Money held by Indians in Swiss banks fell by over 10 per cent last year to 1.8 billion Swiss franc (about Rs. 12,615 crore), amid an enhanced clampdown against the famed secrecy wall of Switzerland’s banking system by Indian and other governments.
The funds held by Indians with banks in Switzerland fell by CHF 215 million to CHF 1,815 million (1.98 billion in the US dollar terms), from 2,030 million Swiss franc, as per the latest data released today by the country’s central banking authority SNB (Swiss National Bank).
This is the second lowest amount of funds held by Indians in the Swiss banks and follows an increase of over 40 per cent in the previous year, 2013.
In contrast, the money held in Swiss banks by their foreign clients from across the world surprisingly rose during 2014 to 1.5 trillion Swiss franc (USD 1.6 trillion or Rs. 103 lakh crore), from about Rs. 90 lakh crore at the end of 2013 — the record low level so far.
During 2012, the Indians’ money in Swiss banks had fallen by over one-third to its lowest ever level of 1.42 billion Swiss franc (Rs. 8,530 crore).
As per the latest data, the total Indian money held in Swiss banks at the end of 2014 included 1,776 million Swiss franc or Rs. 12,350 crore held directly by Indian individuals and entities (down from 1,952 million a year ago), and another 38 million Swiss franc (down from 77.3 million Swiss francs at 2013-end) through ‘fiduciaries’ or wealth managers.
However, “amounts due to customers’ savings and deposit accounts” was only CHF 52 million (down from CHF 63 million a year ago), while over CHF 100 million was due through other banks and the remaining amount of well over one billion Swiss francs have been classified as “other amounts due to the customers” from India.
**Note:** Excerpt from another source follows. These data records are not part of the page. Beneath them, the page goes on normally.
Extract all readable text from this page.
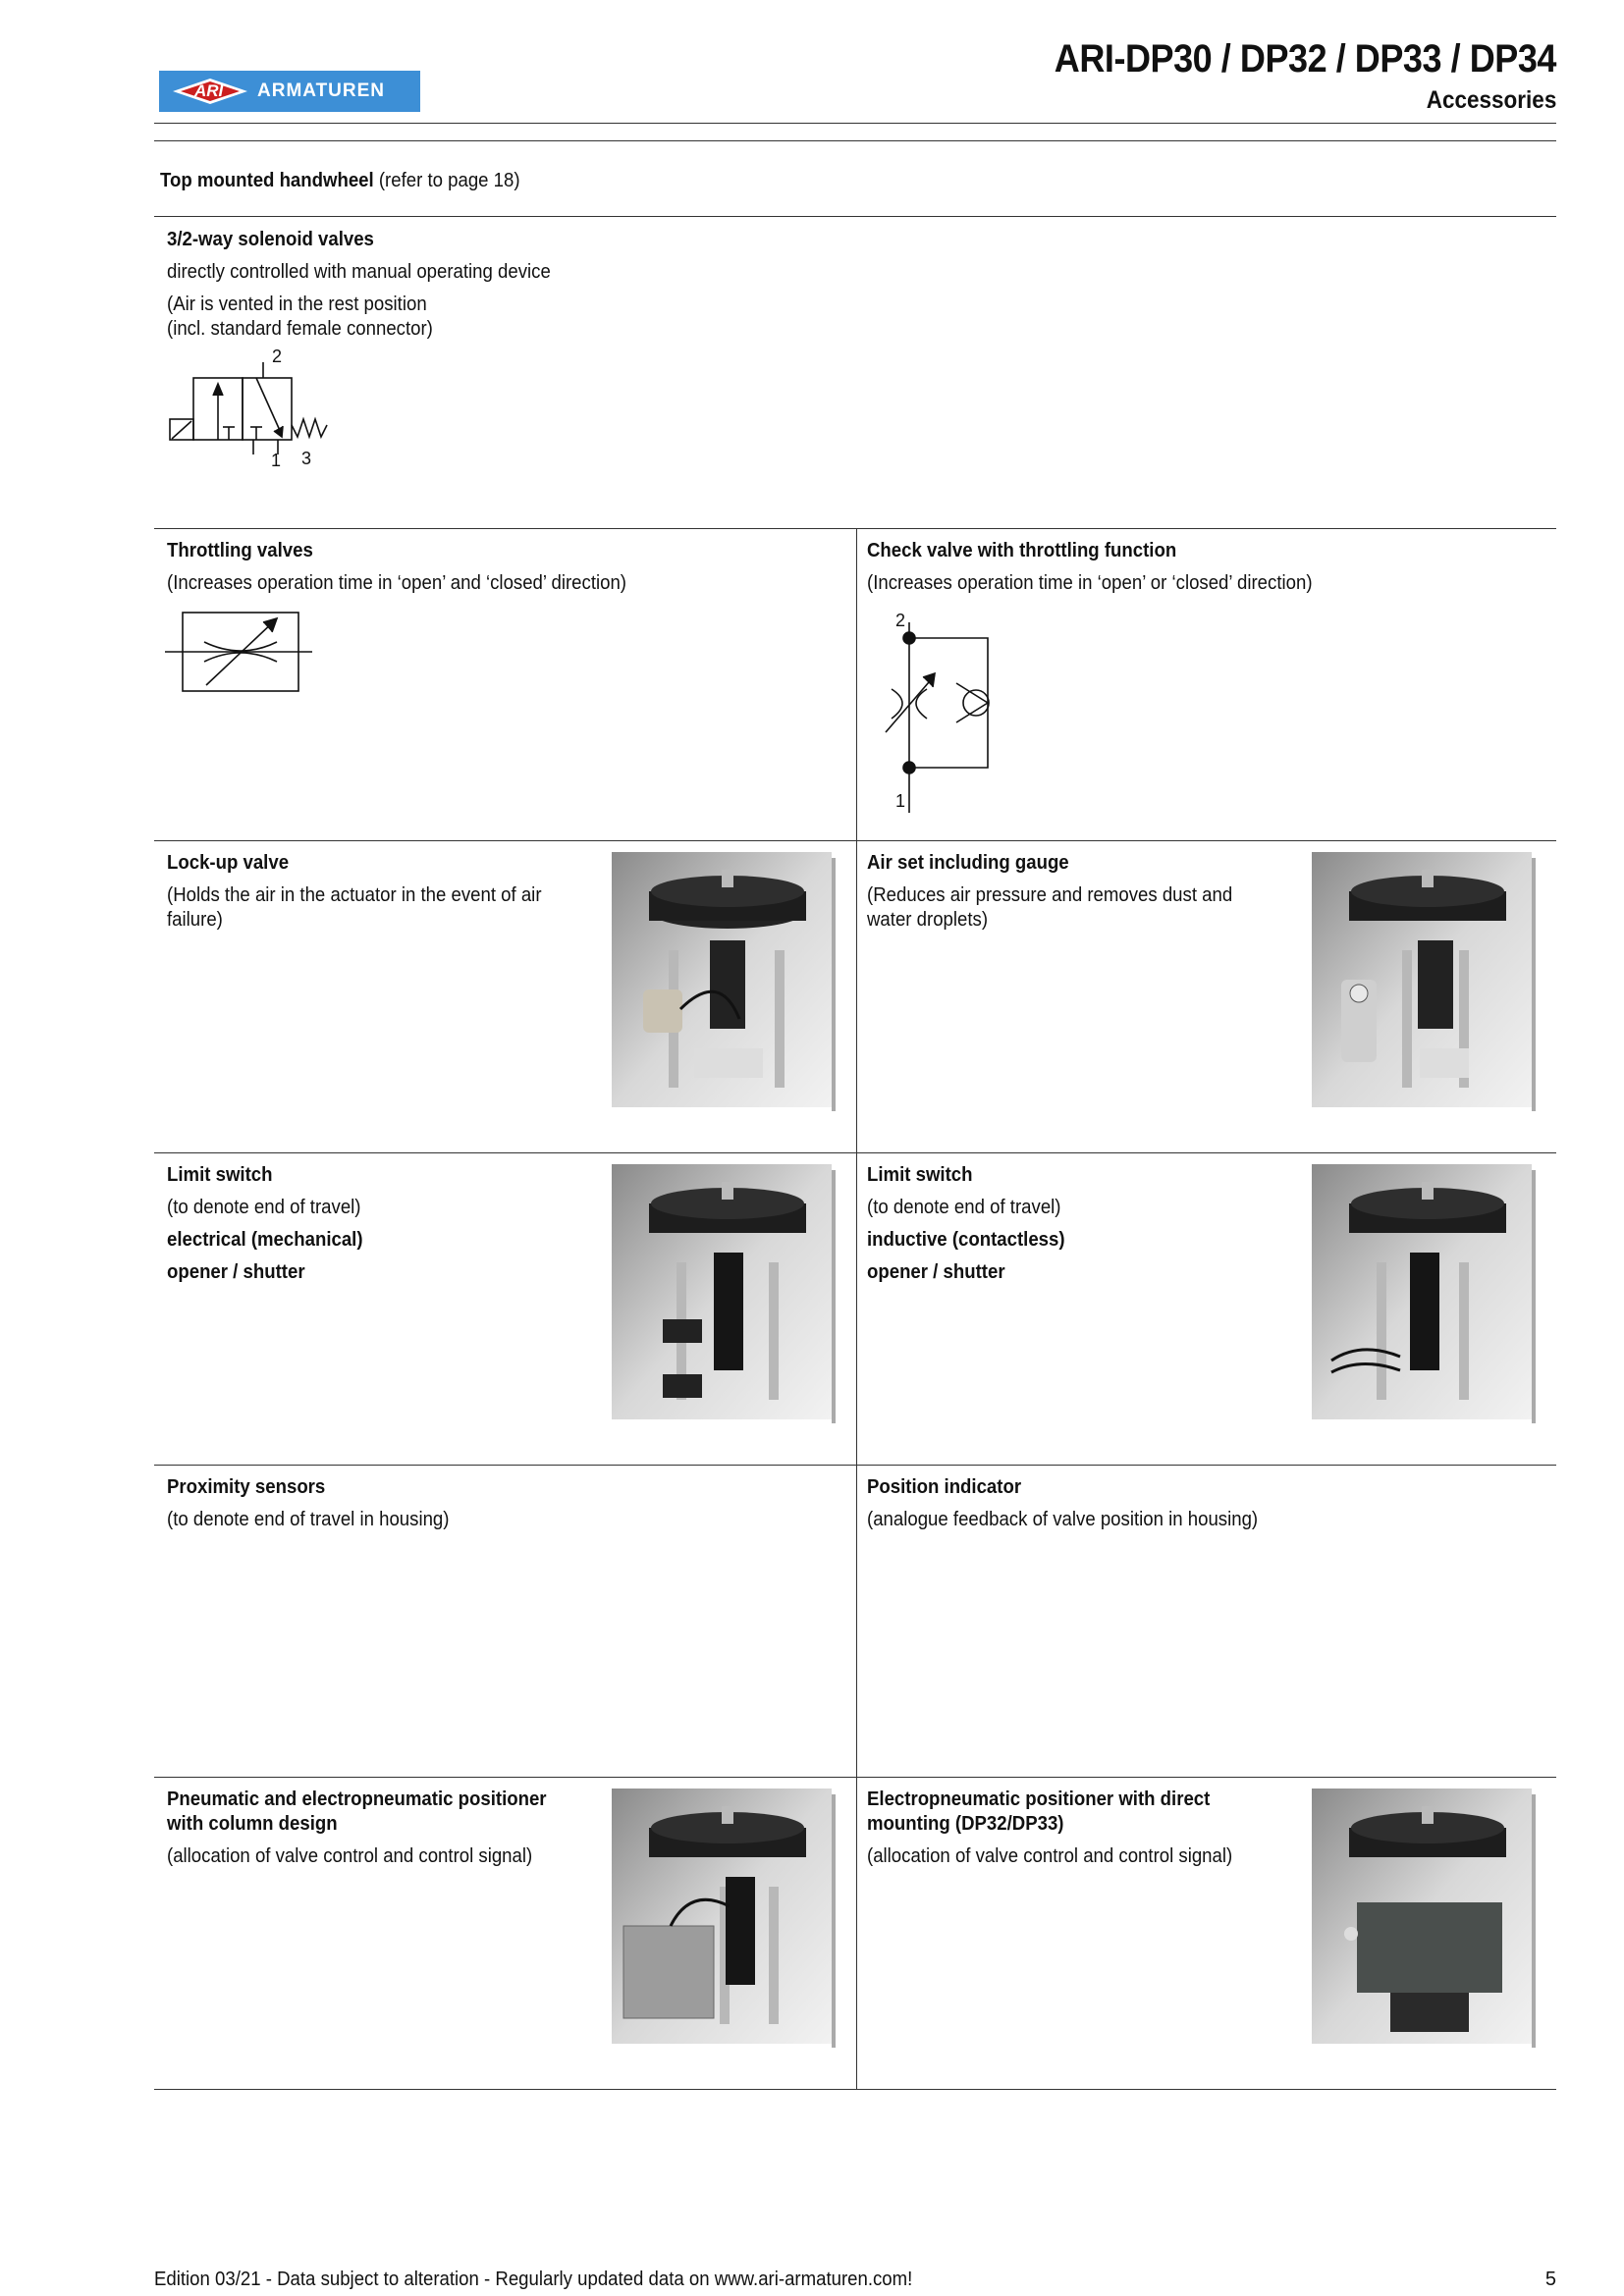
ARI ARMATUREN
ARI-DP30 / DP32 / DP33 / DP34
Accessories
Top mounted handwheel (refer to page 18)
3/2-way solenoid valves
directly controlled with manual operating device
(Air is vented in the rest position
(incl. standard female connector)
2
1 3
Throttling valves
(Increases operation time in ‘open’ and ‘closed’ direction)
Check valve with throttling function
(Increases operation time in ‘open’ or ‘closed’ direction)
2
1
Lock-up valve
(Holds the air in the actuator in the event of air
failure)
Air set including gauge
(Reduces air pressure and removes dust and
water droplets)
Limit switch
(to denote end of travel)
electrical (mechanical)
opener / shutter
Limit switch
(to denote end of travel)
inductive (contactless)
opener / shutter
Proximity sensors
(to denote end of travel in housing)
Position indicator
(analogue feedback of valve position in housing)
Pneumatic and electropneumatic positioner
with column design
(allocation of valve control and control signal)
Electropneumatic positioner with direct
mounting (DP32/DP33)
(allocation of valve control and control signal)
Edition 03/21 - Data subject to alteration - Regularly updated data on www.ari-armaturen.com!	5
The latest data from Zurich-based SNB comes at a time when Switzerland has begun sharing foreign client details after submission of evidence of wrongdoing by India and other foreign countries.
It has been facing growing pressure from India and many other countries to share foreign client details, although its own lawmakers were resisting such measures for a long time.
India has also constituted a Special Investigation Team (SIT) to probe cases of alleged black money of Indians, including funds stashed abroad in places like Switzerland.
The funds, described by SNB as ‘liabilities’ of Swiss banks or ‘amounts due to’ their clients, are the official figures disclosed by the Swiss authorities and do not indicate to the quantum of the much-debated alleged black money held by Indians in the safe havens of Switzerland.
SNB’s official figures also do not include the money that Indians or others might have in Swiss banks in the names of entities from different countries.
As per the latest data, the amount held by Indians through fiduciaries has reached a record low level, while it used to be in billions till about 7 years ago.
According to the SNB data, funds held by the US entities in Swiss banks rose for the second consecutive year and stood at 244 billion Swiss franc at the end of 2014, despite a major crackdown by the American authorities against the Swiss banks.
A number of other countries also saw their exposure to Swiss banks increase during the year, resulting in the rise in overall funds held by foreign clients in Switzerland’s banking institutions.
Such countries included UK, Germany, Italy and a number of other European jurisdictions.
The funds of Chinese persons also rose from 6.7 billion Swiss franc to 8.1 billion Swiss franc, while that from Pakistan rose from 1.014 million Swiss franc to 1,236 million Swiss franc.
Earlier, Indians’ money in Swiss banks had risen in 2012 and in 2011.